U.S. Secretary of Education Betsy DeVos says her department is committed to ensuring every child is “respected” in his or her learning environment.
DeVos’s statement, released after meeting with representatives from LGBT rights groups, made clear that all children are deserving of respect and acceptance, without singling out any one particular group of students.
The secretary said:
I am grateful for the opportunity to speak directly with these families, students and community leaders about their concerns, thoughts, fears and suggestions. Every school and every school leader has a moral responsibility to protect all students and ensure every child is respected and can learn in an accepting environment. I remain committed to advocating for and fighting on behalf of all students. Today’s meeting was compelling, moving and welcomed, and part of an ongoing dialogue with families and students throughout the country.

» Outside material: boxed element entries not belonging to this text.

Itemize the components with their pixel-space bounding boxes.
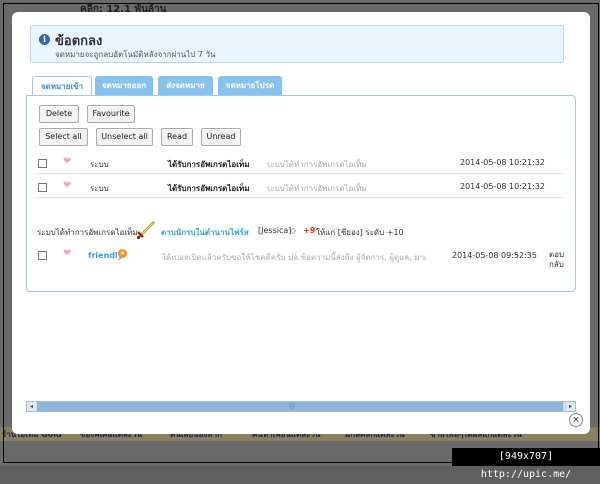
announcement-prefix: ระบบได้ทำการอัพเกรดไอเท็ม bbox=[37, 228, 138, 237]
tab-send[interactable]: ส่งจดหมาย bbox=[158, 76, 213, 95]
read-button[interactable]: Read bbox=[161, 128, 193, 146]
favourite-button[interactable]: Favourite bbox=[87, 105, 135, 123]
message-checkbox[interactable] bbox=[38, 251, 47, 260]
scroll-right-icon[interactable]: ▸ bbox=[566, 402, 575, 411]
tab-inbox[interactable]: จดหมายเข้า bbox=[32, 76, 92, 97]
message-row[interactable]: ❤ ระบบ ได้รับการอัพเกรดไอเท็ม ระบบได้ทำก… bbox=[35, 177, 565, 198]
sword-icon bbox=[136, 221, 155, 240]
message-row[interactable]: ❤ friendly ★ ได้เบอลเปิดแล้วครับขอให้โชค… bbox=[35, 246, 565, 272]
message-preview: ระบบได้ทำการอัพเกรดไอเท็ม bbox=[266, 184, 367, 193]
message-date: 2014-05-08 10:21:32 bbox=[460, 158, 545, 167]
message-subject[interactable]: ได้รับการอัพเกรดไอเท็ม bbox=[168, 182, 249, 195]
message-date: 2014-05-08 09:52:35 bbox=[452, 251, 537, 260]
message-row[interactable]: ❤ ระบบ ได้รับการอัพเกรดไอเท็ม ระบบได้ทำก… bbox=[35, 153, 565, 174]
unselect-all-button[interactable]: Unselect all bbox=[96, 128, 153, 146]
upgrade-plus: +9 bbox=[303, 226, 316, 235]
item-name[interactable]: ดาบนักรบในตำนานไฟร์ส bbox=[161, 226, 249, 239]
message-sender: ระบบ bbox=[90, 184, 109, 193]
message-checkbox[interactable] bbox=[38, 183, 47, 192]
info-icon: i bbox=[39, 34, 50, 45]
gem-icon: ◇ bbox=[290, 226, 297, 235]
horizontal-scrollbar[interactable]: ◂ ||| ▸ bbox=[26, 401, 576, 412]
message-sender: ระบบ bbox=[90, 160, 109, 169]
close-button[interactable]: × bbox=[569, 413, 583, 427]
message-preview: ได้เบอลเปิดแล้วครับขอให้โชคดีครับ ปล.ข้อ… bbox=[162, 253, 427, 262]
heart-icon[interactable]: ❤ bbox=[63, 156, 71, 167]
upgrade-announcement: ระบบได้ทำการอัพเกรดไอเท็ม ดาบนักรบในตำนา… bbox=[35, 221, 565, 240]
item-owner: [Jessica] bbox=[258, 226, 292, 235]
inbox-panel: Delete Favourite Select all Unselect all… bbox=[26, 95, 576, 292]
notice-box: i ข้อตกลง จดหมายจะถูกลบอัตโนมัติหลังจากผ… bbox=[30, 25, 564, 63]
message-checkbox[interactable] bbox=[38, 159, 47, 168]
star-badge-icon: ★ bbox=[118, 249, 127, 258]
message-preview: ระบบได้ทำการอัพเกรดไอเท็ม bbox=[266, 160, 367, 169]
tab-outbox[interactable]: จดหมายออก bbox=[95, 76, 153, 95]
tab-favourites[interactable]: จดหมายโปรด bbox=[218, 76, 282, 95]
select-all-button[interactable]: Select all bbox=[39, 128, 88, 146]
mailbox-dialog: i ข้อตกลง จดหมายจะถูกลบอัตโนมัติหลังจากผ… bbox=[12, 12, 590, 434]
delete-button[interactable]: Delete bbox=[39, 105, 79, 123]
scroll-left-icon[interactable]: ◂ bbox=[27, 402, 36, 411]
message-date: 2014-05-08 10:21:32 bbox=[460, 182, 545, 191]
scrollbar-grip-icon: ||| bbox=[289, 403, 296, 410]
scrollbar-thumb[interactable] bbox=[37, 402, 563, 411]
watermark: [949x707] http://upic.me/ bbox=[452, 448, 600, 480]
message-subject[interactable]: ได้รับการอัพเกรดไอเท็ม bbox=[168, 158, 249, 171]
upgrade-rest: ให้แก่ [ชียอง] ระดับ +10 bbox=[316, 228, 404, 237]
reply-link[interactable]: ตอบกลับ bbox=[549, 250, 567, 270]
unread-button[interactable]: Unread bbox=[201, 128, 241, 146]
notice-subtitle: จดหมายจะถูกลบอัตโนมัติหลังจากผ่านไป 7 วั… bbox=[55, 50, 216, 59]
heart-icon[interactable]: ❤ bbox=[63, 180, 71, 191]
heart-icon[interactable]: ❤ bbox=[63, 248, 71, 259]
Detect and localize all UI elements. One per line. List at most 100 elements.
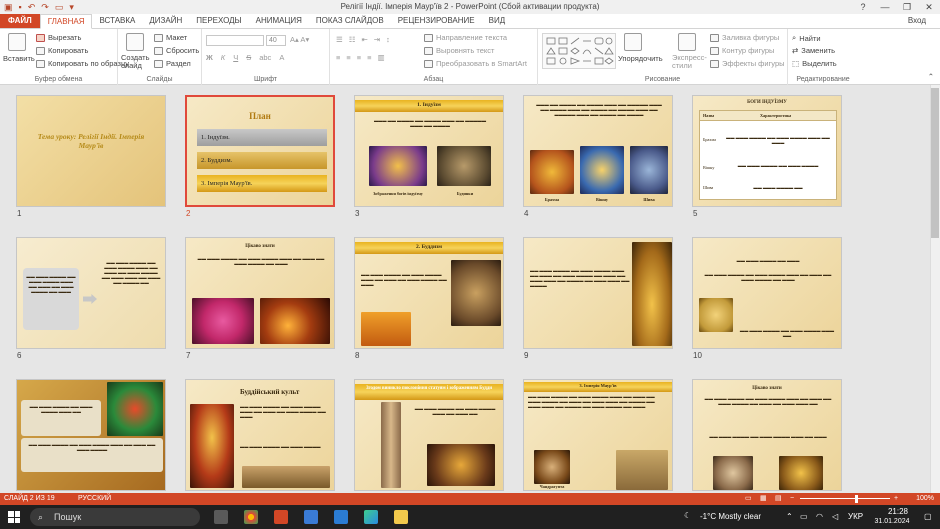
shape-outline-button[interactable]: Контур фигуры [710, 46, 774, 55]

DeVos met with transgender students and their parents; Stephanie White, executive director of Equality Michigan – from DeVos’s home state; Eliza Byard, executive director of GLSEN; Nathan Smith, director of public policy of GLSEN; and Mara Keisling, executive director of the National Center for Transgender Equality.
— Trans Equality (@TransEquality) March 9, 2017
The LGBT rights leaders reportedly discussed their concerns about President Donald Trump’s decision to rescind the Obama administration’s directive that caused school bathroom and locker room use to be an issue under the oversight of the federal government. Trump said policy about bathrooms and other private spaces should be under the purview of the states.
“We highlighted the pervasive violence and discrimination that the majority of transgender students face across the country, including being prevented from using their correct name and pronouns and appropriate school facilities, Byard said in a press release statement about the meeting with the secretary. “We told DeVos about the immediate impact of withdrawing the guidance, and discussed ways that she might be able to mitigate the pain, fear, and confusion that decision has caused.”
Keisling said in a recent C-SPAN interview that parents who oppose their children and teenagers being forced to share bathrooms and shower rooms with children of the opposite sex must begin “putting aside their prejudices.”